South Seymour Island, Naval Air Facility
     On 12 December 1941, the Navy considered that the Panama Canal was in imminent danger of an attack and they rushed a token force of 36 men aboard a British tramp steamer to Aeolian Cove (0°26' 19"S, 90°17' 00"W) on the western side of South Seymour Island (0°27' 56"S, 90°16' 34"W) to establish a refueling depot for PBY Catalina patrol planes flying from the Canal Zone. Shortly thereafter, PBYs were being refueled by hand pumps from a motor launch. A timber pier to handle unloading of gas drums and a 70-foot (21-meter) timber seaplane ramp were then planned.
     In January 1942, the Navy despatched the seaplane tender (destroyer) USS Clemson (AVD-17, ex DD-186) to Aeolian Cove to tend the PBYs. The Clemson refueled, rearmed and provided the flight crews with berthing to enable the aircraft to extend their range. Also in January, the U.S. Army surveyed the island for an 8,000-foot (2,438-meter) airstrip and let a contract for its construction which began in February.
     The first plane landed on the Galapagos air strip in early April 1942, only two months after the beginning of construction. The runway was used constantly from that date until its final completion in July 1943.
     On 16 May 1942, it was reported that “The air and seaplane base in the Galapagos Islands is now in operation and its great utility is the protection of the Panama Canal is being demonstrated daily.” Two runways, 38 hardstands for U.S. Army Air Forces (USAAF) LB-30/B-24 Liberators, necessary parking aprons and taxiways were constructed. Runway No. 1 on the western side of the island was 300- by 8,000-feet (91- by 2,438-meters) and had a crushed rock base, compacted and sealed with hot asphalt and crushed rocks chips. Both ends of this runway were paved with a 200-foot (61-meter) wide and 300-foot (91-meter) long concrete slab. Runway No. 2 on the eastern side of the island was 200- by 6,250-feet (61- by 1,905-meters) and constructed after the completion of Runway No. 1.
     The first USAAF unit assigned to the island arrived on 4 May 1942 equipped with LB-30s. They were followed on 5 June by a flight of a fighter squadron with P-40Cs. Detachments of LB-30/B-24 units were based here until February 1945 and flew antisubmarine patrols. In December 1942, a fighter squadron equipped with P-40s was based here and remained until March 1944.
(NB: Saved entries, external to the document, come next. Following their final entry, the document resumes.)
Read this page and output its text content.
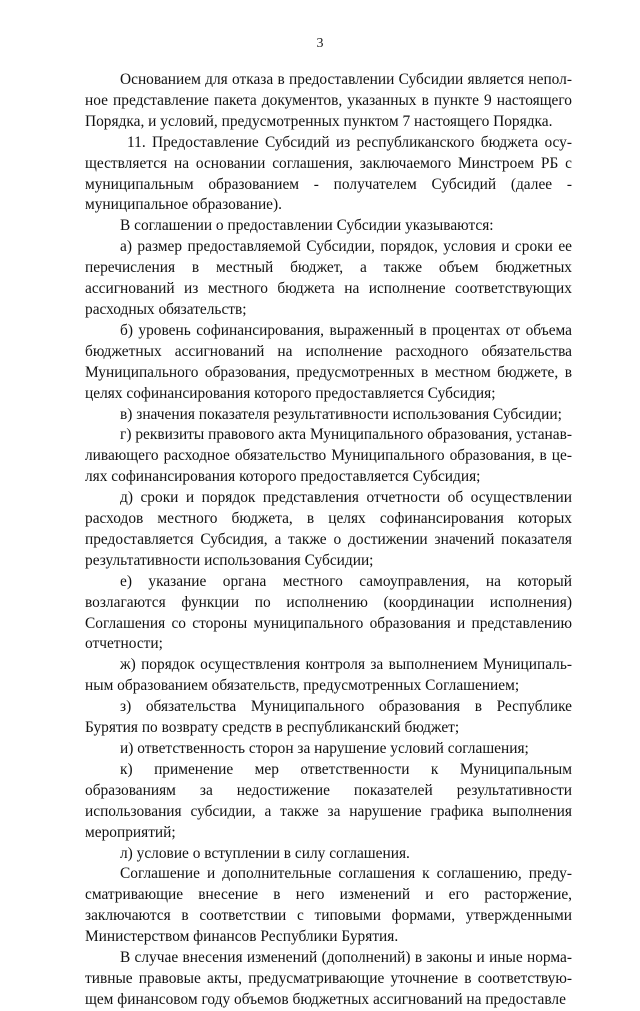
3

Основанием для отказа в предоставлении Субсидии является неполное представление пакета документов, указанных в пункте 9 настоящего Порядка, и условий, предусмотренных пунктом 7 настоящего Порядка.

11. Предоставление Субсидий из республиканского бюджета осуществляется на основании соглашения, заключаемого Минстроем РБ с муниципальным образованием - получателем Субсидий (далее - муниципальное образование).

В соглашении о предоставлении Субсидии указываются:

а) размер предоставляемой Субсидии, порядок, условия и сроки ее перечисления в местный бюджет, а также объем бюджетных ассигнований из местного бюджета на исполнение соответствующих расходных обязательств;

б) уровень софинансирования, выраженный в процентах от объема бюджетных ассигнований на исполнение расходного обязательства Муниципального образования, предусмотренных в местном бюджете, в целях софинансирования которого предоставляется Субсидия;

в) значения показателя результативности использования Субсидии;

г) реквизиты правового акта Муниципального образования, устанавливающего расходное обязательство Муниципального образования, в целях софинансирования которого предоставляется Субсидия;

д) сроки и порядок представления отчетности об осуществлении расходов местного бюджета, в целях софинансирования которых предоставляется Субсидия, а также о достижении значений показателя результативности использования Субсидии;

е) указание органа местного самоуправления, на который возлагаются функции по исполнению (координации исполнения) Соглашения со стороны муниципального образования и представлению отчетности;

ж) порядок осуществления контроля за выполнением Муниципальным образованием обязательств, предусмотренных Соглашением;

з) обязательства Муниципального образования в Республике Бурятия по возврату средств в республиканский бюджет;

и) ответственность сторон за нарушение условий соглашения;

к) применение мер ответственности к Муниципальным образованиям за недостижение показателей результативности использования субсидии, а также за нарушение графика выполнения мероприятий;

л) условие о вступлении в силу соглашения.

Соглашение и дополнительные соглашения к соглашению, предусматривающие внесение в него изменений и его расторжение, заключаются в соответствии с типовыми формами, утвержденными Министерством финансов Республики Бурятия.

В случае внесения изменений (дополнений) в законы и иные нормативные правовые акты, предусматривающие уточнение в соответствующем финансовом году объемов бюджетных ассигнований на предоставле
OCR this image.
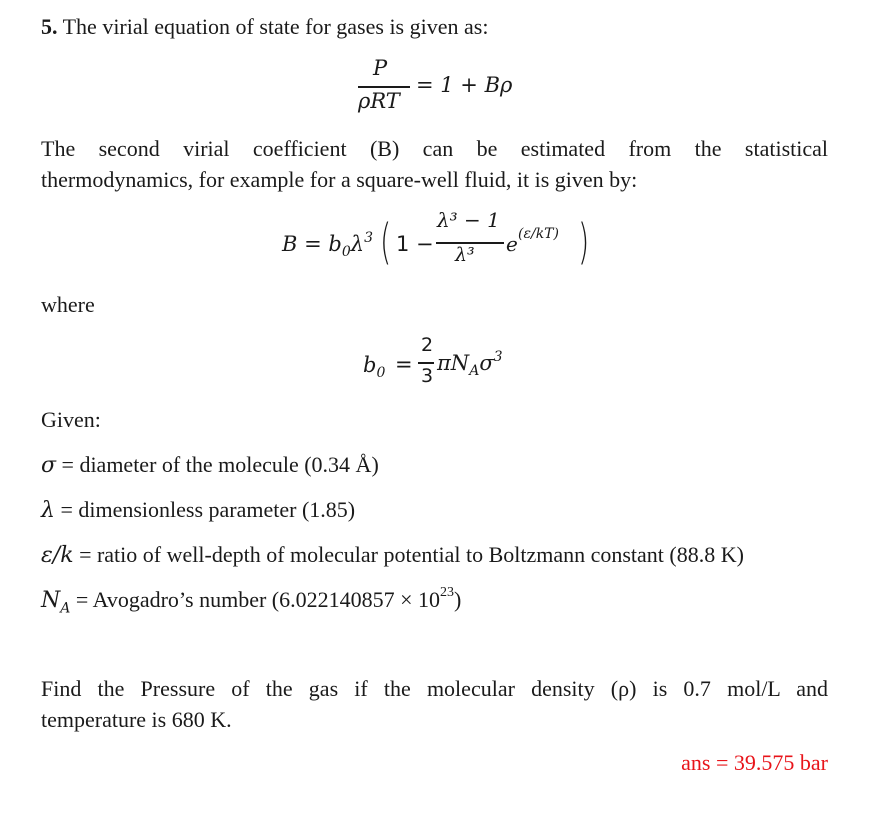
5. The virial equation of state for gases is given as:
P
ρRT
= 1 + Bρ
The second virial coefficient (B) can be estimated from the statistical
thermodynamics, for example for a square-well fluid, it is given by:
$B = b_0\lambda^3$ ( 1 −
λ³ − 1
λ³ e (ε/kT) )
where
$b_0$ =
2
3
$\pi N_A\sigma^3$
Given:
σ = diameter of the molecule (0.34 Å)
λ = dimensionless parameter (1.85)
ε/k = ratio of well-depth of molecular potential to Boltzmann constant (88.8 K)
$N_A$ = Avogadro’s number $(6.022140857 \times 10^{23})$
Find the Pressure of the gas if the molecular density (ρ) is 0.7 mol/L and
temperature is 680 K.
ans = 39.575 bar
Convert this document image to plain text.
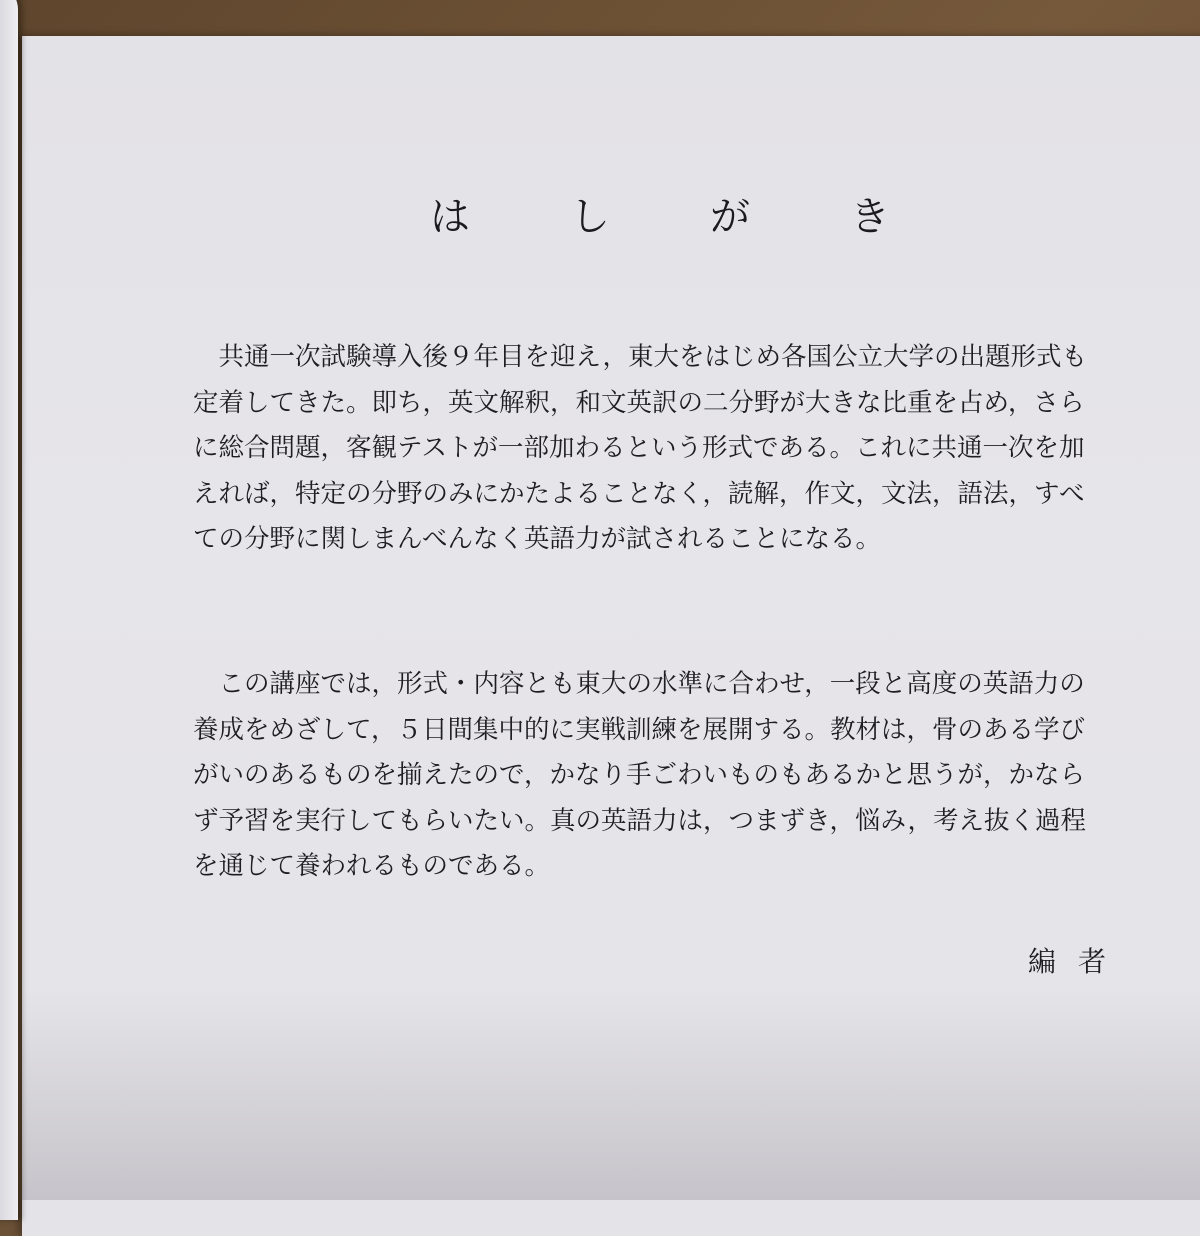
は	し	が	き
　共通一次試験導入後９年目を迎え，東大をはじめ各国公立大学の出題形式も
定着してきた。即ち，英文解釈，和文英訳の二分野が大きな比重を占め，さら
に総合問題，客観テストが一部加わるという形式である。これに共通一次を加
えれば，特定の分野のみにかたよることなく，読解，作文，文法，語法，すべ
ての分野に関しまんべんなく英語力が試されることになる。
　この講座では，形式・内容とも東大の水準に合わせ，一段と高度の英語力の
養成をめざして，５日間集中的に実戦訓練を展開する。教材は，骨のある学び
がいのあるものを揃えたので，かなり手ごわいものもあるかと思うが，かなら
ず予習を実行してもらいたい。真の英語力は，つまずき，悩み，考え抜く過程
を通じて養われるものである。
編者
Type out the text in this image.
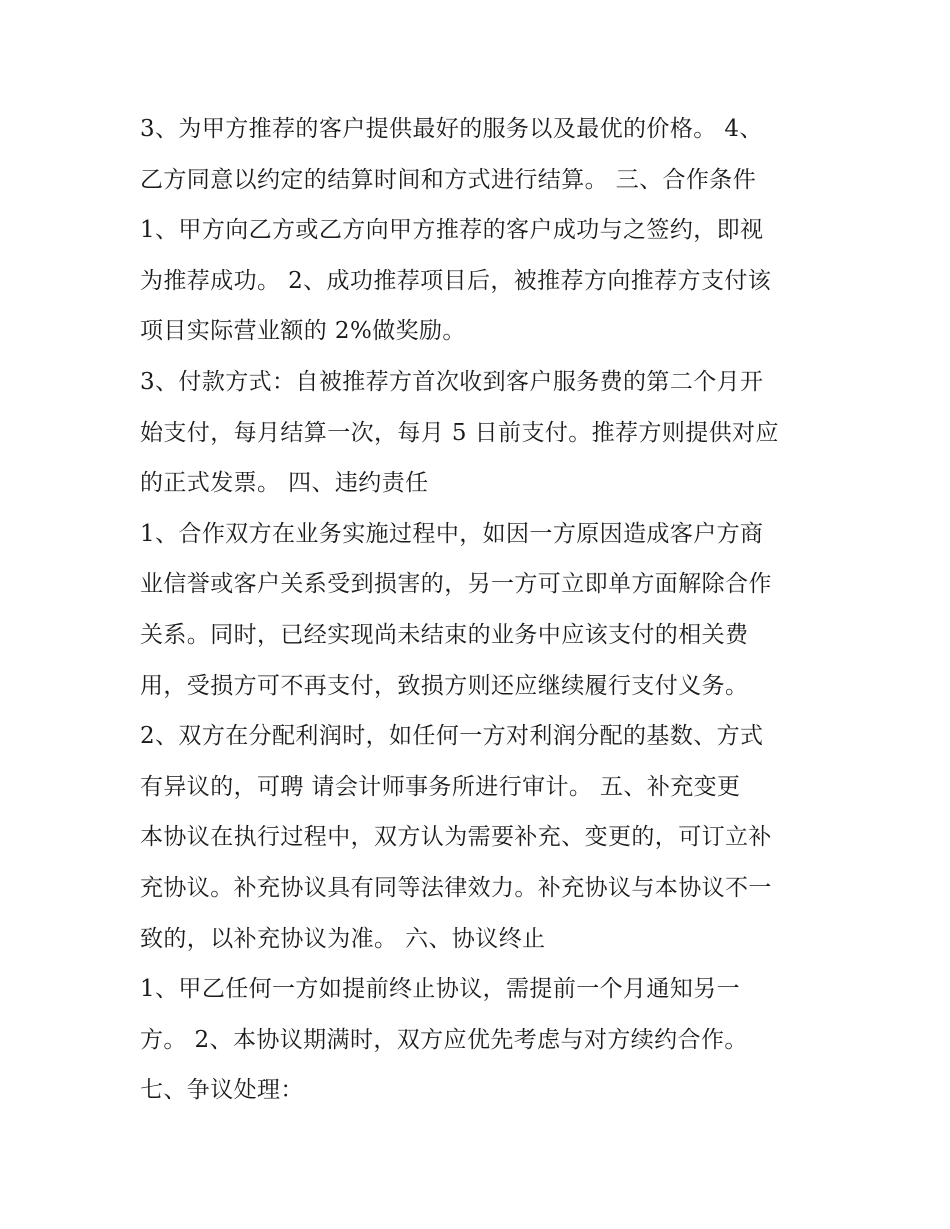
3、为甲方推荐的客户提供最好的服务以及最优的价格。 4、
乙方同意以约定的结算时间和方式进行结算。 三、合作条件
1、甲方向乙方或乙方向甲方推荐的客户成功与之签约，即视
为推荐成功。 2、成功推荐项目后，被推荐方向推荐方支付该
项目实际营业额的 2%做奖励。
3、付款方式：自被推荐方首次收到客户服务费的第二个月开
始支付，每月结算一次，每月 5 日前支付。推荐方则提供对应
的正式发票。 四、违约责任
1、合作双方在业务实施过程中，如因一方原因造成客户方商
业信誉或客户关系受到损害的，另一方可立即单方面解除合作
关系。同时，已经实现尚未结束的业务中应该支付的相关费
用，受损方可不再支付，致损方则还应继续履行支付义务。
2、双方在分配利润时，如任何一方对利润分配的基数、方式
有异议的，可聘 请会计师事务所进行审计。 五、补充变更
本协议在执行过程中，双方认为需要补充、变更的，可订立补
充协议。补充协议具有同等法律效力。补充协议与本协议不一
致的，以补充协议为准。 六、协议终止
1、甲乙任何一方如提前终止协议，需提前一个月通知另一
方。 2、本协议期满时，双方应优先考虑与对方续约合作。
七、争议处理：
     The seaplane base in Aeolian Bay was designed for two squadrons of patrol bombers and could accommodate 125 officers and 1,050 men. This base was put into use while under construction, the first plane landing on the temporary wire-mesh parking area on 14 May 1942. Quarters and dispensary were established and the Navy shared the Army hospital. The site was officially designated Naval Air Facility (NAF) South Seymour Island on 1 August 1942.
     A detachment of a patrol squadron equipped with PBM-3C Mariner seaplanes was ordered to NAF South Seymour Island from their base at Salinas, Ecuador in June 1943 to provide support for the seaplane squadrons flying antisubmarine warfare patrols. Another patrol squadron equipped with PBM-3Cs and based at Corinto, Nicaragua, also flew patrol missions between that base and Galapagos. Seaplane operations were conducted from Aeolian Bay; eight to 12 aircraft could be parked on the apron for maintenance or during rough weather. The NAF was redesignated a Naval Auxiliary Air Facility (NAAF) on 14 July 1944 and redesignated an NAF on 13 September 1945. NAF South Seymour Island was disestablished on 16 May 1946.
     In 2011, the former Runway No. 2 is now Seymour Airport. The runway has been lengthened to 7,876- by 115-feet (2,401- by 35-meters).